What’s more, the season premiere implies that Charles proposed to Diana partly on account of pressure from members of his family — especially his great-uncle, Louis Mountbatten (Charles Dance), who was later assassinated by members of the Irish Republican Army in 1979.

Clive Irving, author of “The Last Queen: Elizabeth II's Seventy Year Battle to Save the House of Windsor,” said there was some truth to the show’s take on the reasons for the marriage, although the context for the nuptials was likely overstated for dramatic effect.

Smith, for her part, agreed with the show’s assessment that Charles and Diana were not well-matched: “They were a misalliance. They were only together a dozen times before they were engaged.”

Diana’s struggles

“The Crown” explores Diana’s difficult personal trials during the years of her marriage to Charles, alluding to mental health challenges and depicting her experience with bulimia.

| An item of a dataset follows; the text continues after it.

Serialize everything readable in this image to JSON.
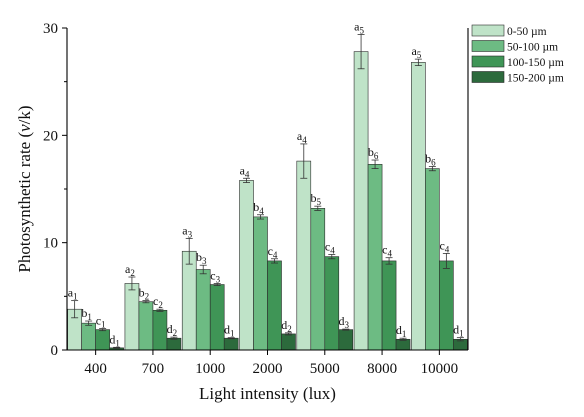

The show’s portrayal of Diana’s private pain appears to be based on various bestselling books and well-known interviews.

Diana’s personal ordeals were detailed in the 1992 bestseller “Diana: Her True Story,” by Andrew Morton — a journalist who later disclosed that Diana had been his principal source of information about her unhappy marriage, according to a New York Times article published a month after her death.

In her 1995 interview with the BBC, Diana spoke candidly about experiencing postpartum depression after the birth of her sons, William and Harry, and said she had bulimia “for a number of years.”

Image: Prince Princess Of Wales at Bridge of Dee Balmoral August 1981 (Alamy)
Image: Prince Princess Of Wales at Bridge of Dee Balmoral August 1981 (Alamy)

“I was unwell with postnatal depression, which no one ever discusses, postnatal depression, you have to read about it afterwards, and that in itself was a bit of a difficult time,” Diana said, according to an interview transcript. “You'd wake up in the morning feeling you didn't want to get out of bed, you felt misunderstood, and just very, very low in yourself.”

The show’s portrait of Diana is not entirely bleak, however. The fourth season shows how Diana became "The People's Princess," an inspiration to women around the world with her grace and refined style — as well as a gifted ambassador for the monarchy during foreign trips.

In one of the most moving scenes of the season, Diana warmly embraces a little boy with AIDS while touring a hospital in Harlem — a real event that happened during a three-day visit to New York City in 1989, when she was 27.